Terugkijkend op de twee dagen kunnen we vaststellen dat het een boeiend congres was. Vooral de keynotes van McNally en Van den Brink maakten duidelijk dat veel psychologische theorieën en behandelingen nog onvoldoende onderbouwd zijn. Het congres liet zien dat de traditionele cognitieve gedragstherapie, die van bewuste processen uitgaat, geen panacee is. Kennis van neurologische en neuropsychologische processen kan het therapeutische handelen alleen maar verbeteren, want nog steeds weten we onvoldoende hoe emotiestructuren en onbewuste basisschema’s ontstaan en beïnvloed kunnen worden. Nieuwe theorievorming en nieuwe interventies zijn noodzakelijk.

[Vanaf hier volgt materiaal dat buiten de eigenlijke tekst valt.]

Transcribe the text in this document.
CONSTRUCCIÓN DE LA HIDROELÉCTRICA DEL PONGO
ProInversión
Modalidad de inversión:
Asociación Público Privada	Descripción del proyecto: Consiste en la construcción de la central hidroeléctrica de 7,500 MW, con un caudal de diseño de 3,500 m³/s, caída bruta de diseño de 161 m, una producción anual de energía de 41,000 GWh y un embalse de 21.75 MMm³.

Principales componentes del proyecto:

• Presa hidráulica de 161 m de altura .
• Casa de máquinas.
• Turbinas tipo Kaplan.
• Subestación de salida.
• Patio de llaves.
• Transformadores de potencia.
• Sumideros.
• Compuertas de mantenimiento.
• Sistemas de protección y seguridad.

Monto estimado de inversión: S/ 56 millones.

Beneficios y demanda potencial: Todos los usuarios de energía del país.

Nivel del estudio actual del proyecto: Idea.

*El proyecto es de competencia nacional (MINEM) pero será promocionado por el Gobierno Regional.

Deze dagen toonden aan dat de gedragstherapie in beweging is. De derde generatie wint terrein. Er werden op deze conferentie veel vragen opgeroepen, maar veel vragen bleven ook onbeantwoord, zoals de vraag wat het onbewuste eigenlijk is. Zijn het de neuropsychologische mechanismen waar Van den Brink het over had, zijn het toch de conditioneringsprincipes die Orlemans noemde of zijn het de niet-bewuste cognities en basisschema’s, die ons gedrag bepalen? Niettemin: gedragstherapeuten houden zich bezig met het onbewuste. Quod erat demonstrandum!